Sur le vif - Mardi 12.03.19 - 09.27h
Avant de dire n'importe quoi sur l'Algérie, et de se réjouir benoîtement du départ d'un vieil homme, merci de lire, lire, et lire encore l'Histoire politique de ce pays passionnant, qui nous est si proche.
Bien sûr que Bouteflika, dans l'état où il se trouve, devait partir. Cela n'est pas contestable. Mais de là à traiter cet homme, le dernier grand destin encore vivant de la génération du FLN, comme le dernier des dictateurs, c'est aller un peu vite en besogne.

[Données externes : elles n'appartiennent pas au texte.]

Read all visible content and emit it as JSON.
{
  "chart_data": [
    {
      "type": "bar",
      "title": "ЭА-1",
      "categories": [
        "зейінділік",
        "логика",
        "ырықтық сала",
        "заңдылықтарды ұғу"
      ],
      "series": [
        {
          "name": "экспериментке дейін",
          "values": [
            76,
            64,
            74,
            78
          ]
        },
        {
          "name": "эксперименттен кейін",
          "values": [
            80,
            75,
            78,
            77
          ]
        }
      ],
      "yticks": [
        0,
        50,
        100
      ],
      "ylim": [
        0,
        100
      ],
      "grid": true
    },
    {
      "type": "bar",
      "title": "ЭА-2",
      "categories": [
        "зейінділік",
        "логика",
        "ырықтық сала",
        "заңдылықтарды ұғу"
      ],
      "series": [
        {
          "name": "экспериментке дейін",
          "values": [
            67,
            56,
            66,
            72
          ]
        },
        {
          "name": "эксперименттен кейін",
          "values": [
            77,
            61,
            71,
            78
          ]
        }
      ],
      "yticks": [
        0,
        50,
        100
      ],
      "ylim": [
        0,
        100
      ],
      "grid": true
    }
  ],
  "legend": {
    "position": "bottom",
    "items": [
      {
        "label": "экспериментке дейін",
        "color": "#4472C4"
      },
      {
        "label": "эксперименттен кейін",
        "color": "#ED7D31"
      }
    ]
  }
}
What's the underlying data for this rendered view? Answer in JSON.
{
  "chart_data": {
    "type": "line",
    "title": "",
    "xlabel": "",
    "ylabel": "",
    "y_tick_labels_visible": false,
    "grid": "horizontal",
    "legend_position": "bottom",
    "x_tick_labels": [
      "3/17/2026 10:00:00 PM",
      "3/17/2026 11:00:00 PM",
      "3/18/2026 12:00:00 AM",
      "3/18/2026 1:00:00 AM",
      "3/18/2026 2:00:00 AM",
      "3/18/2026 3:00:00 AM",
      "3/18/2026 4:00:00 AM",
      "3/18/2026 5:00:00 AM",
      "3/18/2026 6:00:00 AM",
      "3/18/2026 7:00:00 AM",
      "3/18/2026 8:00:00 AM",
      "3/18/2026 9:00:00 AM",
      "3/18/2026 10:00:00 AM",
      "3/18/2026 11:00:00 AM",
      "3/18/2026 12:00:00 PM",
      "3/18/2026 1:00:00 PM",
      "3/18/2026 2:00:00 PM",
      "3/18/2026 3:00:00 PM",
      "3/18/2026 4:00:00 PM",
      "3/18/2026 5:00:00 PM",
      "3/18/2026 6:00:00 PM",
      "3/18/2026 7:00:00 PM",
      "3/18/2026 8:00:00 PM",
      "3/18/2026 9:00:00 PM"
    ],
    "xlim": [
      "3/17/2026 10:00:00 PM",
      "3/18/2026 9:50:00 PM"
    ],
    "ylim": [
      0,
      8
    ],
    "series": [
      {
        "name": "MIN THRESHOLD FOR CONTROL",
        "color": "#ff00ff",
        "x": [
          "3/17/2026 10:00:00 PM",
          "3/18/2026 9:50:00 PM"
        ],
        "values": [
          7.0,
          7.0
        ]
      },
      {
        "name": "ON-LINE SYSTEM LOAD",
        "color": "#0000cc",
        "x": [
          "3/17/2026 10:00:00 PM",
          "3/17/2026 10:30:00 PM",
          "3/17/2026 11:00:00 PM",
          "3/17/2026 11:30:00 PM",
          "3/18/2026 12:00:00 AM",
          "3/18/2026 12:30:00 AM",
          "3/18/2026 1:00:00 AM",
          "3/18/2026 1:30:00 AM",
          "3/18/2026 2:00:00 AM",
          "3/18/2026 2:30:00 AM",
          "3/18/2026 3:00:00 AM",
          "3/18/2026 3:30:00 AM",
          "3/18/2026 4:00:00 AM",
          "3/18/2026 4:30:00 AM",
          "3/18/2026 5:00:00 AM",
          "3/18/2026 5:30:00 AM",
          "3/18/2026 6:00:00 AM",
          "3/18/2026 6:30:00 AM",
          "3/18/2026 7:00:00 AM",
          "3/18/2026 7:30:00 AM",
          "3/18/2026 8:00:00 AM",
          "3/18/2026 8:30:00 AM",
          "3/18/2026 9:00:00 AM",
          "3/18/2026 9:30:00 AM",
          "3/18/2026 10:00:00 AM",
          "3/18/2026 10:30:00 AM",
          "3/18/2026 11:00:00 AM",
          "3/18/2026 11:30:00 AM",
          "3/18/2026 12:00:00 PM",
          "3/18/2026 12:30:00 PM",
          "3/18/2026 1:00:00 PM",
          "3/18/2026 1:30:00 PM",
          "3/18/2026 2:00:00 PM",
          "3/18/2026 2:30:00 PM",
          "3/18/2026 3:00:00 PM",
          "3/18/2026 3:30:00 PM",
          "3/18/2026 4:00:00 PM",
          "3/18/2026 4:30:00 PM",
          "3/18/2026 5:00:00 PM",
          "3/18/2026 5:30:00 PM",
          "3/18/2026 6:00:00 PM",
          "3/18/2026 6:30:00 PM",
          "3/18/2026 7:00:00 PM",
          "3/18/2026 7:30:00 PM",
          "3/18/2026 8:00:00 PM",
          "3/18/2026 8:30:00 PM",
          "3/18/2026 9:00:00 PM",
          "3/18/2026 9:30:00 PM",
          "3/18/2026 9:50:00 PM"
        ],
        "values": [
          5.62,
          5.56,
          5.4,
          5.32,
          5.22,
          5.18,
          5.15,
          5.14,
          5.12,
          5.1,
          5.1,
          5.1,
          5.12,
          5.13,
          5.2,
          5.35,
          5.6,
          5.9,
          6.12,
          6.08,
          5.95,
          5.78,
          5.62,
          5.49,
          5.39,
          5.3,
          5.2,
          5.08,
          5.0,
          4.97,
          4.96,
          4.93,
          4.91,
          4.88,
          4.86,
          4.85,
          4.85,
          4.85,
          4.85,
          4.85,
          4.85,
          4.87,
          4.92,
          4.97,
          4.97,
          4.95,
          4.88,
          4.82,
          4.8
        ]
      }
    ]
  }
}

Il avait verrouillé le pouvoir, bien sûr. Mais merci de considérer son action dans la durée. Avant 1962, et après 1962. Merci de constater de quoi Bouteflika, certes dans la douleur et en établissant son pouvoir personnel, a sauvé l'Algérie après les terribles épreuves des années 90.
Avant de se réjouir en rond, juste parce qu'il s'agit d'un vieil homme malade, en fin de vie, merci de l'étudier, cette vie précisément, dans le contexte d'éternelle incandescence de l'Histoire politique algérienne depuis l'Indépendance. Toutes les racines entremêlées étant d'ailleurs déjà ancrées avant juillet 1962, dans les luttes de clans internes aux partisans de cette dernière.
Il fallait que Bouteflika s'en aille, c'est sûr. Mais la naïveté des commentaires, leur manichéisme, leur refus de voir à quelles errances fatales, pour l'Algérie donc pour nous, ce départ peut laisser le champ libre, tout cela dévoile l'absence cruelle, chez nous, de connaissance en profondeur des contradictions algériennes.
Derrière la candeur des réjouissances, juste parce que l'homme est vieux et impotent, il y a la même ignorance crasse que lorsque nos beaux esprits, il y a quelques années, s'ébahissaient de pâmoison face aux "printemps arabes". On a vu le résultat.